Avec les réformes menées ces deux dernières années, les aides sont déjà plus efficaces et donc plus légitimes devant nos concitoyens : je pense au renforcement de la contractualisation entre l’État et les éditeurs de presse. Je pense aux nouvelles règles de rémunération des photojournalistes et à la mission en cours sur la situation sociale des porteurs de presse. Je pense enfin à la réforme du Fonds stratégique pour le développement de la presse et à l’extension du soutien de l’IFCIC aux sites tout-en-ligne d’information : ces réformes concrétisent la volonté du Gouvernement de miser plus clairement sur l’innovation. D’ores et déjà, le Fonds stratégique s’est saisi, par exemple, de la question-clé des kiosques numériques à travers le nouveau club des innovateurs. Les changements récents sont prometteurs. D’autres, conformément à l’engagement du Président de la République et du Premier ministre, sont en cours de préparation, en contact étroit avec les représentants des familles de presse. Je veux vous en dire maintenant quelques mots.

La question la plus urgente et la plus structurante demeure celle de la distribution de la presse imprimée. Chacun connaît les difficultés des messageries, les défis que la Poste elle-même doit relever, les progrès réels mais insuffisants du portage. Nous voyons que le système actuel est, sur bien des aspects, à bout de souffle, et que ses soucis pèsent durement sur la presse. Une mission de prospective sur la distribution, avec qui vous avez pu partager les uns et les autres, a été lancée. Sans anticiper sur les suites que vous-mêmes, acteurs du secteur, ou les pouvoirs publics, pourraient tirer des conclusions de cette mission une fois qu’elle sera achevée, je note qu’elle a, s’agissant du transport postal, d’ores et déjà encouragé les échanges directs qui se font, dans un nouveau climat, entre l’opérateur postal et les éditeurs : cet échange confiant doit se poursuivre, s’intensifier et préparer l’après-2015.

La mission a pu vous entendre également sur le sujet du renforcement de  la gouvernance de la régulation de la presse – et je tiens à saluer ici le travail de Jean Pierre Roger et de ses équipes : le Gouvernement accueille ainsi favorablement la proposition de plusieurs parlementaires, et vous ne vous étonnerez pas si je cite le nom de Michel Françaix, de légiférer à brève échéance pour apporter notamment les retouches nécessaires à la loi « Bichet » s’agissant de cette régulation.

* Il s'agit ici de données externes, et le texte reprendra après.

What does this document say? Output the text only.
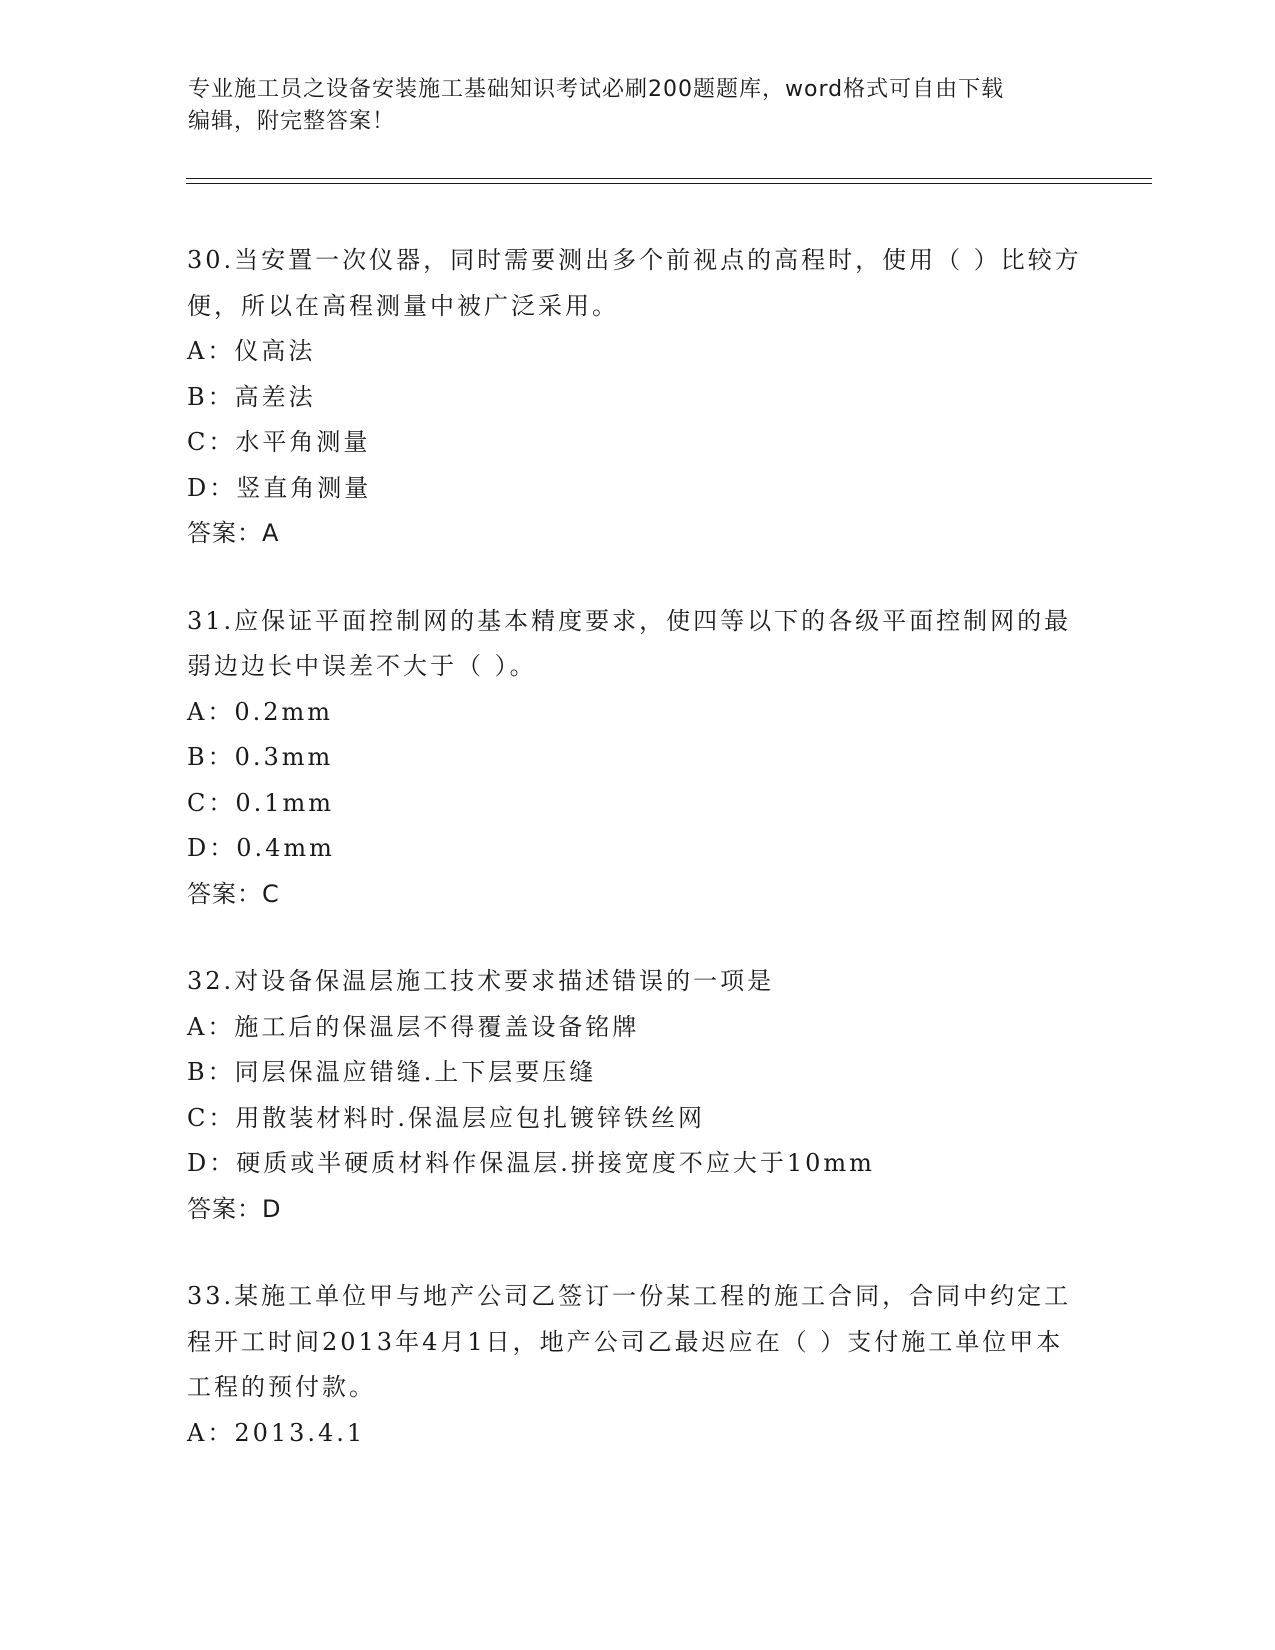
专业施工员之设备安装施工基础知识考试必刷200题题库，word格式可自由下载
编辑，附完整答案！
30.当安置一次仪器，同时需要测出多个前视点的高程时，使用（ ）比较方便，所以在高程测量中被广泛采用。
A：仪高法
B：高差法
C：水平角测量
D：竖直角测量
答案：A
31.应保证平面控制网的基本精度要求，使四等以下的各级平面控制网的最弱边边长中误差不大于（ ）。
A：0.2mm
B：0.3mm
C：0.1mm
D：0.4mm
答案：C
32.对设备保温层施工技术要求描述错误的一项是
A：施工后的保温层不得覆盖设备铭牌
B：同层保温应错缝.上下层要压缝
C：用散装材料时.保温层应包扎镀锌铁丝网
D：硬质或半硬质材料作保温层.拼接宽度不应大于10mm
答案：D
33.某施工单位甲与地产公司乙签订一份某工程的施工合同，合同中约定工程开工时间2013年4月1日，地产公司乙最迟应在（ ）支付施工单位甲本工程的预付款。
A：2013.4.1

Cette proposition de loi pourra être l’occasion d’aborder le sujet important du renforcement des fonds propres des titres. Plusieurs éditeurs ont demandé aux pouvoirs publics de proposer de nouvelles formules combinant l’indépendance éditoriale, la réunion de ressources financières et les modes de financement alternatifs. La situation de Nice-Matin montre combien le débat est pertinent. Le Gouvernement souhaite appuyer cette approche. Comme le disait JAURES, dans son premier éditorial de votre journal, cher Patrick Le Hyaric : « Faire vivre un grand journal sans qu’il soit à la merci d’aucun groupe d’affaires est un problème difficile mais non pas insoluble. » Il ne me semble pas inutile que le Parlement puisse se saisir de cette question.

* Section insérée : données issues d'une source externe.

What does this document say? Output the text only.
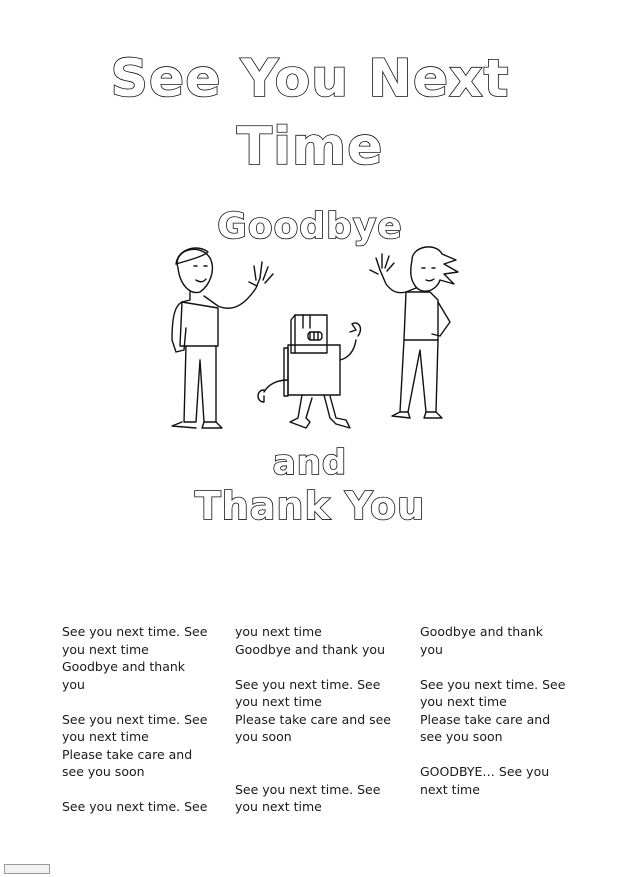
See You Next
Time
Goodbye
and
Thank You
See you next time. See
you next time
Goodbye and thank
you
See you next time. See
you next time
Please take care and
see you soon
See you next time. See
you next time
Goodbye and thank you
See you next time. See
you next time
Please take care and see
you soon
See you next time. See
you next time
Goodbye and thank
you
See you next time. See
you next time
Please take care and
see you soon
GOODBYE… See you
next time
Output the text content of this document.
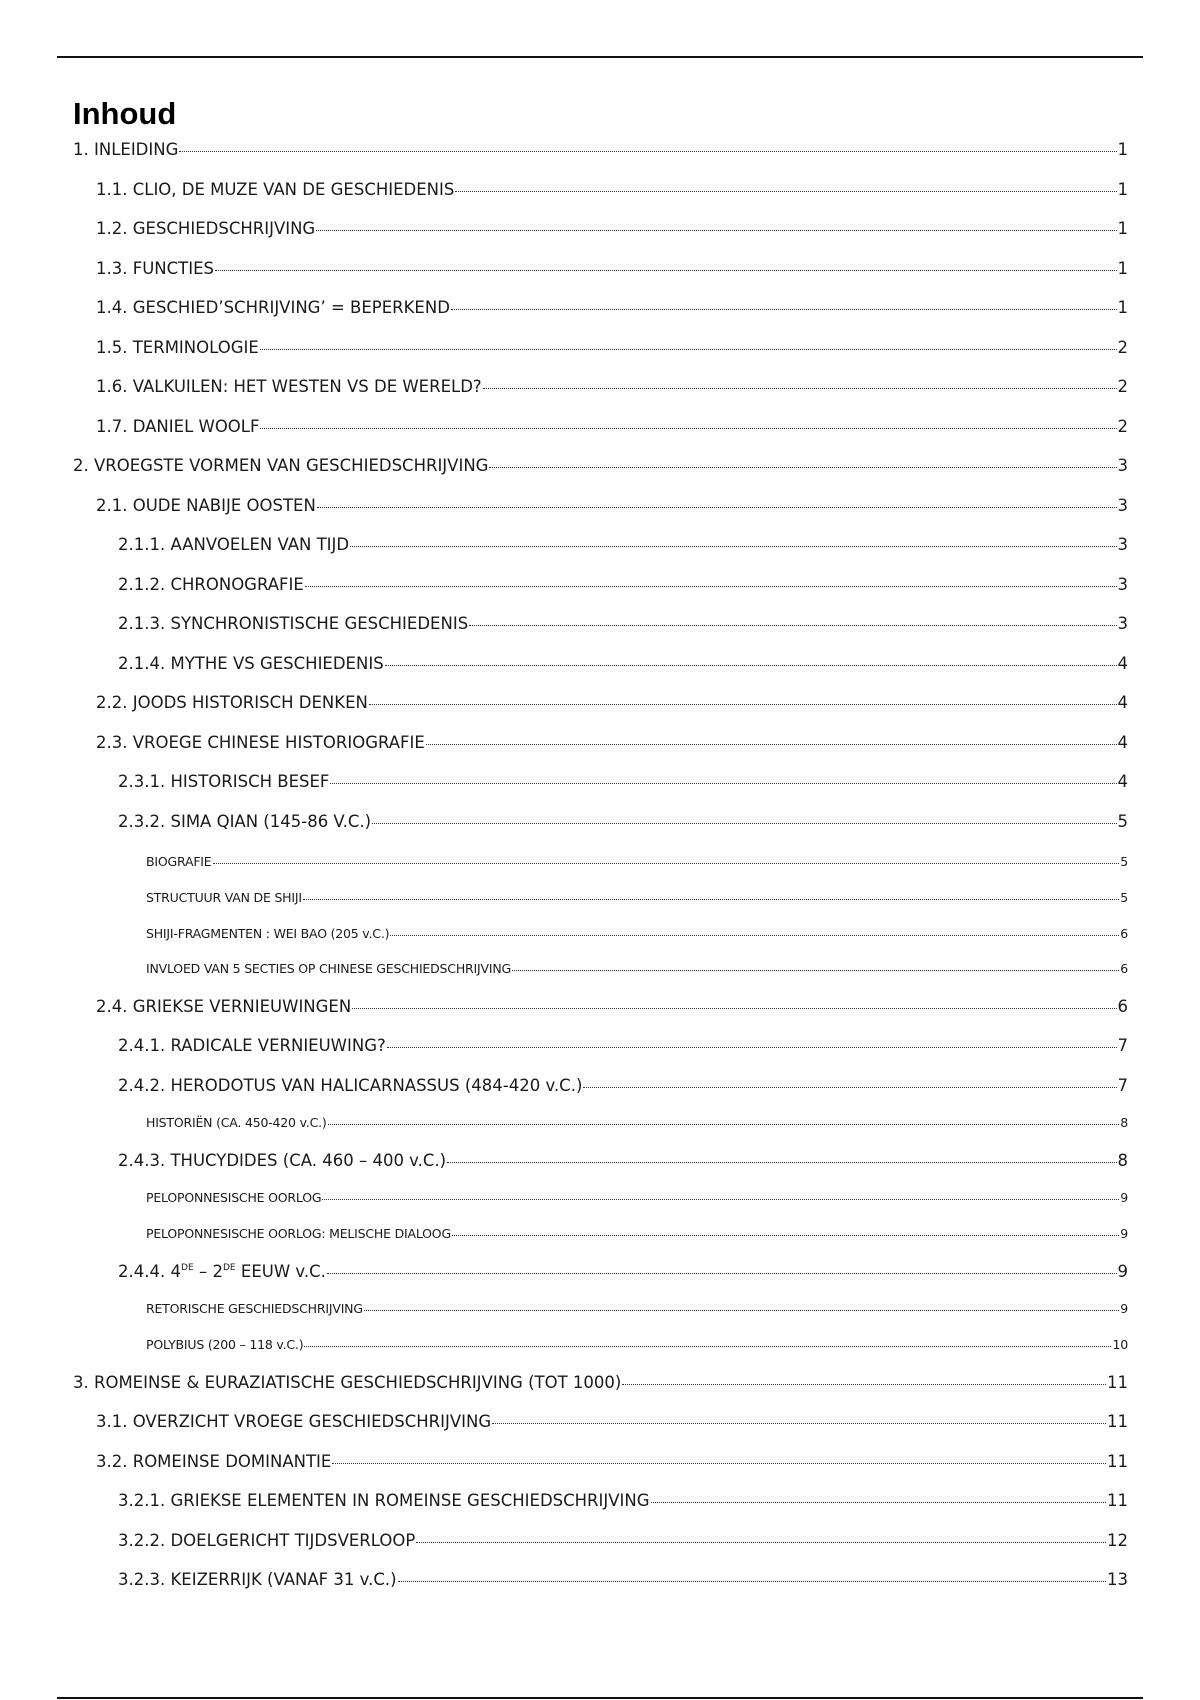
Inhoud
1. INLEIDING	1
1.1. CLIO, DE MUZE VAN DE GESCHIEDENIS	1
1.2. GESCHIEDSCHRIJVING	1
1.3. FUNCTIES	1
1.4. GESCHIED’SCHRIJVING’ = BEPERKEND	1
1.5. TERMINOLOGIE	2
1.6. VALKUILEN: HET WESTEN VS DE WERELD?	2
1.7. DANIEL WOOLF	2
2. VROEGSTE VORMEN VAN GESCHIEDSCHRIJVING	3
2.1. OUDE NABIJE OOSTEN	3
2.1.1. AANVOELEN VAN TIJD	3
2.1.2. CHRONOGRAFIE	3
2.1.3. SYNCHRONISTISCHE GESCHIEDENIS	3
2.1.4. MYTHE VS GESCHIEDENIS	4
2.2. JOODS HISTORISCH DENKEN	4
2.3. VROEGE CHINESE HISTORIOGRAFIE	4
2.3.1. HISTORISCH BESEF	4
2.3.2. SIMA QIAN (145-86 V.C.)	5
BIOGRAFIE	5
STRUCTUUR VAN DE SHIJI	5
SHIJI-FRAGMENTEN : WEI BAO (205 v.C.)	6
INVLOED VAN 5 SECTIES OP CHINESE GESCHIEDSCHRIJVING	6
2.4. GRIEKSE VERNIEUWINGEN	6
2.4.1. RADICALE VERNIEUWING?	7
2.4.2. HERODOTUS VAN HALICARNASSUS (484-420 v.C.)	7
HISTORIËN (CA. 450-420 v.C.)	8
2.4.3. THUCYDIDES (CA. 460 – 400 v.C.)	8
PELOPONNESISCHE OORLOG	9
PELOPONNESISCHE OORLOG: MELISCHE DIALOOG	9
2.4.4. 4DE – 2DE EEUW v.C.	9
RETORISCHE GESCHIEDSCHRIJVING	9
POLYBIUS (200 – 118 v.C.)	10
3. ROMEINSE & EURAZIATISCHE GESCHIEDSCHRIJVING (TOT 1000)	11
3.1. OVERZICHT VROEGE GESCHIEDSCHRIJVING	11
3.2. ROMEINSE DOMINANTIE	11
3.2.1. GRIEKSE ELEMENTEN IN ROMEINSE GESCHIEDSCHRIJVING	11
3.2.2. DOELGERICHT TIJDSVERLOOP	12
3.2.3. KEIZERRIJK (VANAF 31 v.C.)	13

Le même texte permettra enfin la réforme du statut de l’Agence France-Presse, dans le plein respect – bien évidemment – de son autonomie. Michel Françaix, dont je veux saluer ici l’engagement et l’expertise précieuse, a fait des propositions au Premier ministre pour l’avenir de l’AFP. Plusieurs portent sur sa gouvernance et ont leur place dans une loi, rendue d’ailleurs nécessaire pour respecter le droit européen de la concurrence, dans le plein respect de l’originalité de l’Agence. Je veux aussi vous confirmer que tous les efforts sont faits pour que la filiale technique proposée par Michel Françaix, portant les investissements d’avenir de l’AFP puisse voir le jour, grâce au soutien de la Caisse des dépôts et consignations, début 2015. J’ajoute qu’en 2015 et au-delà, l’État fera plus que préserver le soutien budgétaire des missions d’intérêt général de l’AFP, qui mène aujourd’hui un effort indispensable de modernisation : ces engagements mutuels figureront dans le contrat d’objectifs État-AFP qui sera bientôt signé.

Le dernier sujet d’actualité que je veux évoquer aujourd’hui est la réforme de l’aide au portage. Je sais sa sensibilité ; beaucoup d’entre vous ont apporté leur contribution. La réforme sera bien effective dès 2014, année de transition. Le nouveau décret, est actuellement présenté à la signature du premier ministre. Il permet de soutenir plus clairement le développement du portage et crée, pour la première fois, un soutien aux réseaux de portage dès lors qu’ils sont mutualisés. L’aide est ainsi rendue plus incitative et plus conforme à son objectif.

Tels sont, Mesdames et Messieurs, chers amis, les quelques questions que je voulais aborder avec vous. Des chantiers importants sont devant nous, au premier rang desquels la reconstruction de la distribution de la presse mais aussi le soutien toujours plus affirmé de l’innovation et de la transition numérique. Les changements en cours ne sont pas une fatalité qui dévasterait tout. Car dans un monde en perpétuel changement, écrit Hannah Arendt, la presse est un indispensable repère : « sans les journalistes, nous ne nous retrouverions jamais dans un monde en changement perpétuel, et, au sens le plus littéral, nous ne saurions jamais où nous sommes. » La liberté d’informer et de s’informer a de beaux jours devant elle.

Je vous remercie.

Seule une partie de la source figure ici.